Ils ne participent pas à la décision de culpabilité. Ils ne font qu’habiller a posteriori une décision qu’ils n’ont pas prise. Le fait qu’un juge professionnel doive livrer un raisonnement en droit et en fait donne une certaine garantie, même relative, de bien juger. Le double degré de juridiction est aussi un moyen de contrôle.

La suppression du jury populaire est un tabou politique. Comment l’expliquez-vous ?

En matière de justice et concernant le jury populaire précisément, les politiques sont d’une couardise et d’une flagornerie à l’égard de l’opinion qui a peu d’équivalents. Comme la majorité du public reste sentimentalement attachée au jury, pourquoi prendre le risque de lui déplaire ? Comme toute réforme progressiste de la justice pénale se heurte d’emblée à l’hostilité de l’opinion, aucun ministre ni parlementaire ne va s’aventurer à en proposer. Un bel exemple à ce sujet tient à l’abolition des peines perpétuelles. Les jurés en prononcent à tour de bras. Puisqu’il plaît tellement au public que les criminels reçoivent  » perpète « , on ne va pas non plus prendre son contre-pied pour le bien de quelques  » gibiers de potence « .

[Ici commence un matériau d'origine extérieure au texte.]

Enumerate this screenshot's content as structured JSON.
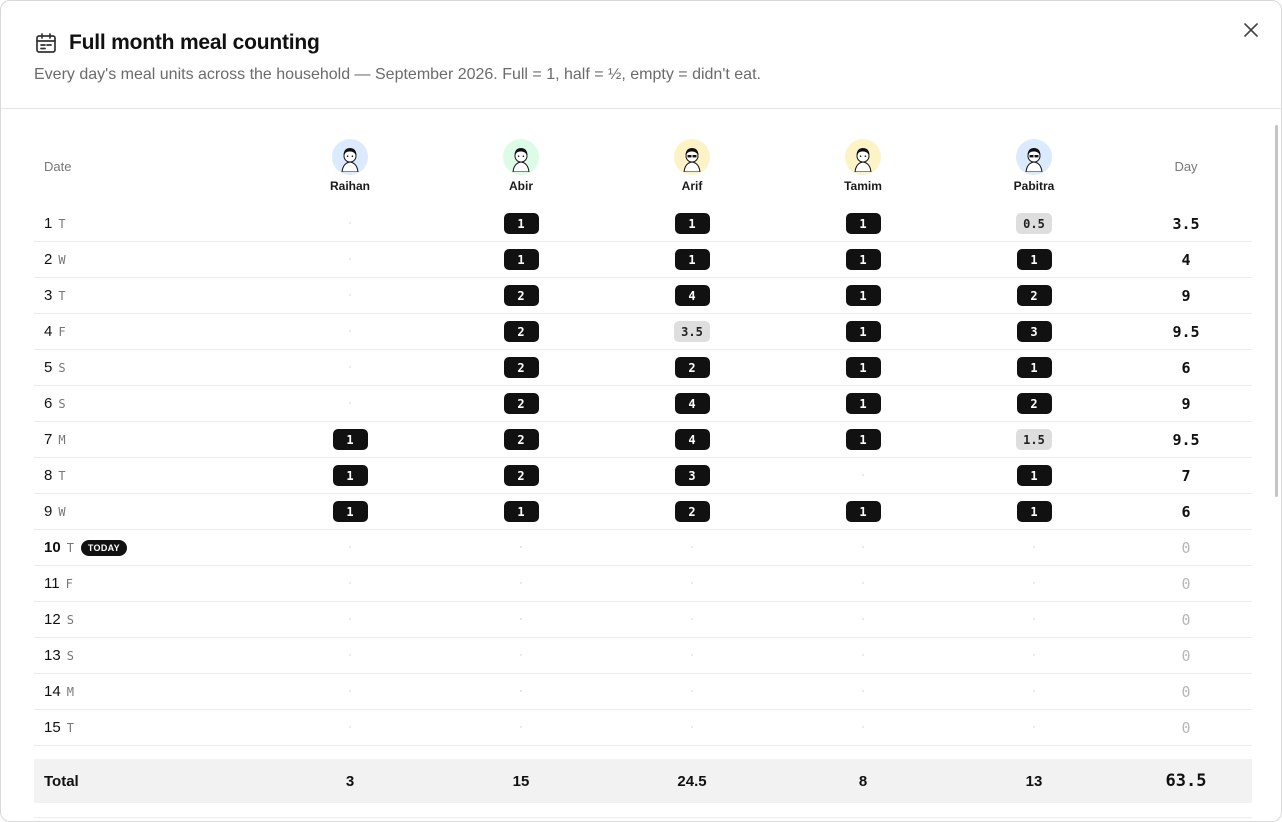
{
  "header": {
    "title": "Full month meal counting",
    "subtitle": "Every day's meal units across the household — September 2026. Full = 1, half = ½, empty = didn't eat."
  },
  "icons": {
    "title": "calendar-icon",
    "close": "close-icon"
  },
  "table": {
    "date_label": "Date",
    "day_label": "Day",
    "today_label": "TODAY",
    "empty_mark": "·",
    "members": [
      {
        "name": "Raihan",
        "avatar_bg": "#dbeafe"
      },
      {
        "name": "Abir",
        "avatar_bg": "#dcfce7"
      },
      {
        "name": "Arif",
        "avatar_bg": "#fdf3c7"
      },
      {
        "name": "Tamim",
        "avatar_bg": "#fdf3c7"
      },
      {
        "name": "Pabitra",
        "avatar_bg": "#dbeafe"
      }
    ],
    "rows": [
      {
        "day": "1",
        "weekday": "T",
        "today": false,
        "cells": [
          "",
          "1",
          "1",
          "1",
          "0.5"
        ],
        "total": "3.5"
      },
      {
        "day": "2",
        "weekday": "W",
        "today": false,
        "cells": [
          "",
          "1",
          "1",
          "1",
          "1"
        ],
        "total": "4"
      },
      {
        "day": "3",
        "weekday": "T",
        "today": false,
        "cells": [
          "",
          "2",
          "4",
          "1",
          "2"
        ],
        "total": "9"
      },
      {
        "day": "4",
        "weekday": "F",
        "today": false,
        "cells": [
          "",
          "2",
          "3.5",
          "1",
          "3"
        ],
        "total": "9.5"
      },
      {
        "day": "5",
        "weekday": "S",
        "today": false,
        "cells": [
          "",
          "2",
          "2",
          "1",
          "1"
        ],
        "total": "6"
      },
      {
        "day": "6",
        "weekday": "S",
        "today": false,
        "cells": [
          "",
          "2",
          "4",
          "1",
          "2"
        ],
        "total": "9"
      },
      {
        "day": "7",
        "weekday": "M",
        "today": false,
        "cells": [
          "1",
          "2",
          "4",
          "1",
          "1.5"
        ],
        "total": "9.5"
      },
      {
        "day": "8",
        "weekday": "T",
        "today": false,
        "cells": [
          "1",
          "2",
          "3",
          "",
          "1"
        ],
        "total": "7"
      },
      {
        "day": "9",
        "weekday": "W",
        "today": false,
        "cells": [
          "1",
          "1",
          "2",
          "1",
          "1"
        ],
        "total": "6"
      },
      {
        "day": "10",
        "weekday": "T",
        "today": true,
        "cells": [
          "",
          "",
          "",
          "",
          ""
        ],
        "total": "0"
      },
      {
        "day": "11",
        "weekday": "F",
        "today": false,
        "cells": [
          "",
          "",
          "",
          "",
          ""
        ],
        "total": "0"
      },
      {
        "day": "12",
        "weekday": "S",
        "today": false,
        "cells": [
          "",
          "",
          "",
          "",
          ""
        ],
        "total": "0"
      },
      {
        "day": "13",
        "weekday": "S",
        "today": false,
        "cells": [
          "",
          "",
          "",
          "",
          ""
        ],
        "total": "0"
      },
      {
        "day": "14",
        "weekday": "M",
        "today": false,
        "cells": [
          "",
          "",
          "",
          "",
          ""
        ],
        "total": "0"
      },
      {
        "day": "15",
        "weekday": "T",
        "today": false,
        "cells": [
          "",
          "",
          "",
          "",
          ""
        ],
        "total": "0"
      }
    ],
    "totals": {
      "label": "Total",
      "values": [
        "3",
        "15",
        "24.5",
        "8",
        "13"
      ],
      "grand": "63.5"
    }
  },
  "colors": {
    "pill": "#111111",
    "half_pill": "#dedede",
    "total_bg": "#f2f2f2"
  }
}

Si les crimes relevant des assises étaient confiés à des magistrats professionnels, ne prononceraient-ils pas aussi des peines à perpétuité à tour de bras ?

C’est possible. Il se trouve toujours des juges professionnels qui sont d’une répressivité sans limite. Or, un juge est censé prendre des décisions parfois impopulaires, car la justice devrait être un frein à la vengeance privée. Malheureusement, on n’éduque pas les juges à la philosophie au cours de leur formation.